Spätestens seit Covid-19 haben wir das zerstörerische Potenzial von unsichtbaren Luftpartikeln erkannt, und wenn ständig von der Allgegenwart der Aerosole die Rede ist, atmet es sich längst nicht mehr so frei wie vorher. Da kommt eine Geruchsforscherin an der Schnittstelle zwischen Kunst und Wissenschaft wie gerufen, um unsere neue Empfindsamkeit gegenüber Geruchsmolekülen zu schärfen. Die Norwegerin Sissel Tolaas sammelt und kartiert seit über 25 Jahren Düfte aus aller Welt. Sie kooperiert mit Universitäten, Forschungsinstituten und Unternehmen wie Balenciaga, Tesla oder Adidas.
In ihrem Berliner Labor hat sie bereits mehr als 7000 Gerüche gehortet und einige davon auf der Biennale von Venedig oder im MoMA in New York ausgestellt. Ihre bisher größte Soloschau "RE________" eröffnet sie im Eingang des Astrup Fearnley Museums in Oslo mit einer Installation aus sechs Waschbecken, die einen Kreis bilden. Aus den Wasserhähnen fließt das Ozeanwasser, das man durch die Fensterfront des Renzo-Piano-Baus am Oslofjord auch sehen kann, auf einem blassgelben Stück Seife steht der Name Sissel Tolaas. Wäscht man sich die Hände, riecht man ihren Körperduft auf seiner Haut – die Intimität ist verstörend, denn so nah möchte man einer Künstlerin eigentlich gar nicht kommen. Genau diese Verunsicherung strebt Tolaas mit ihrer Apologie des Riechorgans an. Was bedeutet es, den Geruchssinn zu verlieren? Lähmt es die Orientierung, wenn zu viele Gerüche auf das Gehirn einwirken?
Die ersten Antworten bekommt man gleich am Ticketschalter, statt einer Eintrittskarte wird hier ein Kunstwerk in der Gestalt einer Ampulle ausgehändigt, die nach dem Inneren einer Brieftasche mit Münzen und Geldscheinen riecht. Der "Smell of money" lässt sich noch steigern, wenn man die Eintrittskarte ein zweites Mal für die am Kai schwimmenden Sauna "Skarven" gegenüber dem Museum benutzt – neben intensivem Geldgeruch beim Aufguss bekommt man hier auch noch die exklusiven Ausdünstungen der lokalen Schwitzenthusiasten als Zugabe.
Lachs, Eis und ein Hauch Mundgeruch
Zurück in der großen Ausstellungshalle taucht man in eine launische Riechlandschaft ein, mit der Nase voran an Vulkansteinen, Laborgläsern und Rissen in Wänden, die nach Muskat, Zitrus, aber auch nassem Schnee oder Asphalt riechen. Manch eine "Situation" überschreitet die Grenze zum Gestank, faule Algen etwa oder ein ausgeprägter Hauch von Mundgeruch. Eine Etage höher schmelzen in der Dunkelheit ausgeleuchtete Eisblöcke meditativ vor sich hin und geben allmählich weitere Gerüche frei.
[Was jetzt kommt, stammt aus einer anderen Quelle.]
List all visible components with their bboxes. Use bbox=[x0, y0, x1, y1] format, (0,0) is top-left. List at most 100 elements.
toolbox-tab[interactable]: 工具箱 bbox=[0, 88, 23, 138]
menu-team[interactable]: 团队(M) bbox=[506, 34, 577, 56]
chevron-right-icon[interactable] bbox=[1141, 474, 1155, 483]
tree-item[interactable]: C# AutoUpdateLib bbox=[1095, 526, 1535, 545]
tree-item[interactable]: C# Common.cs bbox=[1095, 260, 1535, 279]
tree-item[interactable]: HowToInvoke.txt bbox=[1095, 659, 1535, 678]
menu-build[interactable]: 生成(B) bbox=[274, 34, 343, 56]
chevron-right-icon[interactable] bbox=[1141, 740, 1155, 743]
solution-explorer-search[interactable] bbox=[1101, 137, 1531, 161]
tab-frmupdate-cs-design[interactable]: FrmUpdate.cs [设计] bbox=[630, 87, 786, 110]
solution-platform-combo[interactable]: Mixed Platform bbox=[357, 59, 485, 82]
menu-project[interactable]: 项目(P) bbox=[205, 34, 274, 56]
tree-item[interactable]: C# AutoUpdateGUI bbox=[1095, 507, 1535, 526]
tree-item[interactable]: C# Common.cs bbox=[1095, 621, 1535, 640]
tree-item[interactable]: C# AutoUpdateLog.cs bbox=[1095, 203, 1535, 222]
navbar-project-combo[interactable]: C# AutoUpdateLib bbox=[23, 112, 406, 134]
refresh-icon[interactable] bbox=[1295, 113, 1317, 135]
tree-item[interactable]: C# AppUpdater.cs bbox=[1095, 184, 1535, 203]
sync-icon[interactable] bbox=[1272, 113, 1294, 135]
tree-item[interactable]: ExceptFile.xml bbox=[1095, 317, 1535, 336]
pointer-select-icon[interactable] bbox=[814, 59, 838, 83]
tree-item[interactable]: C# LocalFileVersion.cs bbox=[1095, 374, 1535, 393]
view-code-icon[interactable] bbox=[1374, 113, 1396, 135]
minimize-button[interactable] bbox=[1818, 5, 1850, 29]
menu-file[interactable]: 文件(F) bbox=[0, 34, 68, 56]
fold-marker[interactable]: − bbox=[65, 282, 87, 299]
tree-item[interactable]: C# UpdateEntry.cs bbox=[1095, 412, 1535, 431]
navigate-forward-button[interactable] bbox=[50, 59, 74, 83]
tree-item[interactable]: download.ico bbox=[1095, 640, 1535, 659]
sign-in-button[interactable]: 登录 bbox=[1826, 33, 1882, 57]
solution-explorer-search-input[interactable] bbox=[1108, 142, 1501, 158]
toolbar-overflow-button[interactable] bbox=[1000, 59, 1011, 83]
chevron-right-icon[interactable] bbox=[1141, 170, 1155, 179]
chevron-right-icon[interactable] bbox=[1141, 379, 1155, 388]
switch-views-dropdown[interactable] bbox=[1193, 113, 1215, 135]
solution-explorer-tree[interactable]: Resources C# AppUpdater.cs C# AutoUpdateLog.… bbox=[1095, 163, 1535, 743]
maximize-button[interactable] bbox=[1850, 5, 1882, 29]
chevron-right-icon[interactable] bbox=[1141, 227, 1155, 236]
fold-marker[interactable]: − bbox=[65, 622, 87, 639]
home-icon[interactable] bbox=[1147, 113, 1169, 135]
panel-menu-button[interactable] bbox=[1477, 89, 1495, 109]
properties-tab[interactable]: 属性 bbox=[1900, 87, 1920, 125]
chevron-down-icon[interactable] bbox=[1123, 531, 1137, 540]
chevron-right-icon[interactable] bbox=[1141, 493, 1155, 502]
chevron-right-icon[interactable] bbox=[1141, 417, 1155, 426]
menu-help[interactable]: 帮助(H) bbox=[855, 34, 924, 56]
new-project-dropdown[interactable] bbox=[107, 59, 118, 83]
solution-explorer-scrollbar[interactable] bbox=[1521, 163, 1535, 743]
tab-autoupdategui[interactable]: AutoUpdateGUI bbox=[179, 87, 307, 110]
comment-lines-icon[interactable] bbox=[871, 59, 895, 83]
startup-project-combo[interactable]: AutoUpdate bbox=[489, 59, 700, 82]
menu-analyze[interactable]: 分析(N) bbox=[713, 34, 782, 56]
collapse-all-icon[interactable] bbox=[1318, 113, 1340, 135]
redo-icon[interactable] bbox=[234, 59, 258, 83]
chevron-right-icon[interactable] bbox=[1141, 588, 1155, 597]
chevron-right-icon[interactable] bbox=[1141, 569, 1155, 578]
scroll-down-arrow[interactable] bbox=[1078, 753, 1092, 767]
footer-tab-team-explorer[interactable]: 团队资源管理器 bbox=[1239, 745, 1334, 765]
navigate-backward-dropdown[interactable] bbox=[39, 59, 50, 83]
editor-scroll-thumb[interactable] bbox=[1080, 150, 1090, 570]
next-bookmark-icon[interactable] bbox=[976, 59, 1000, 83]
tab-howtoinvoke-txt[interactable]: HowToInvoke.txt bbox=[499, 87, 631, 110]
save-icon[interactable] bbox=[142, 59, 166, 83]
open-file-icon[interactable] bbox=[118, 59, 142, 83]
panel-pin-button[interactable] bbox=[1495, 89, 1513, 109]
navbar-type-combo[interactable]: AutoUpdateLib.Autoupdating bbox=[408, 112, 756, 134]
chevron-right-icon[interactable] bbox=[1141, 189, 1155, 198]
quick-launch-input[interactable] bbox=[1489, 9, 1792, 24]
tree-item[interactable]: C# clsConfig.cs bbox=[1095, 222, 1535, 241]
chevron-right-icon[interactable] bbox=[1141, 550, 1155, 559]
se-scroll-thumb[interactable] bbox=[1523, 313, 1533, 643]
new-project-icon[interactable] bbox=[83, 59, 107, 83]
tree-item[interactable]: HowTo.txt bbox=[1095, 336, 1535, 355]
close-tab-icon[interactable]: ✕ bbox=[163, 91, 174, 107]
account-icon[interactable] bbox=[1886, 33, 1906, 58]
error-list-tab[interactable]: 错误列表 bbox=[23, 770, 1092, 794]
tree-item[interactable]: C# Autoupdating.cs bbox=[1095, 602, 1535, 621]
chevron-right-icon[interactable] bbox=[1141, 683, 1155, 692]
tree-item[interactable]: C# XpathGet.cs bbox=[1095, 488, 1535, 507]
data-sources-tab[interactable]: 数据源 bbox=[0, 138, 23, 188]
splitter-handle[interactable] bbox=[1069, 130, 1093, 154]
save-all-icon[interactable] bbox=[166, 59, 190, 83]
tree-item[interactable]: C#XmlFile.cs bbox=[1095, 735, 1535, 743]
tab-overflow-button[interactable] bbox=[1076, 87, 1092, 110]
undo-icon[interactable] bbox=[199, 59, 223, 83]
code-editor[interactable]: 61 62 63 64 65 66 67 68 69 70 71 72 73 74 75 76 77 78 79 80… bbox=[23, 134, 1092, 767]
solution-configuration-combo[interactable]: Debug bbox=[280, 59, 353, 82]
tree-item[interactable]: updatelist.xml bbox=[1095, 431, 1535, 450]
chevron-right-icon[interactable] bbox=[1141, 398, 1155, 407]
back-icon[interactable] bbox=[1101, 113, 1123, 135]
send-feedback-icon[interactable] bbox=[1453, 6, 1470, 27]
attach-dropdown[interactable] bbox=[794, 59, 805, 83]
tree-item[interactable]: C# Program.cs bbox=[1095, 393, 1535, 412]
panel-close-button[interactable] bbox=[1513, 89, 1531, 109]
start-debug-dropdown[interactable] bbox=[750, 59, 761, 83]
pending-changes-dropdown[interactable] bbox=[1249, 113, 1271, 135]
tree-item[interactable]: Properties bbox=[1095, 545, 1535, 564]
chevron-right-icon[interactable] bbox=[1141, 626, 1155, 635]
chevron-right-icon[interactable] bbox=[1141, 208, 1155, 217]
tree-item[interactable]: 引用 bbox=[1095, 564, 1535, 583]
Den Soundtrack aus Tropfen und dem Fließen des Wassers in der darunter liegenden Wanne im Ohr, lässt man sich auf der nächsten Sitzgelegenheit von plötzlich aufsteigenden Aromen berieseln (in einem der Räume riecht es in Anspielung auf die norwegische Lachsindustrie durchdringend nach Fisch). Oder man parfümiert sich an einer der Außenwände des Museums mit Angstschweiß von soziophoben und paranoiden Männern.
Auch wenn sich bei diesem Übertragungsexperiment statt Stresshormonen nur Ekel breitmacht, möchte man auch diese Konfrontation mit der eigenen Angstlust vor dem nächsten Rezeptoren-Übergriff nicht missen.
Schließlich sind in Zeiten von überpräsenter Desinfektion und sozialer Distanzierung selbst die übelsten Ausdünstungen Balsam für den gestörten Dialog zwischen dem Körper und den Sinnen. Tolaas schafft es tatsächlich, das Geruchsgedächtnis wieder zu aktivieren – inklusive all der Emotionen, die uns helfen, in der Welt nicht die Fährte zu verlieren.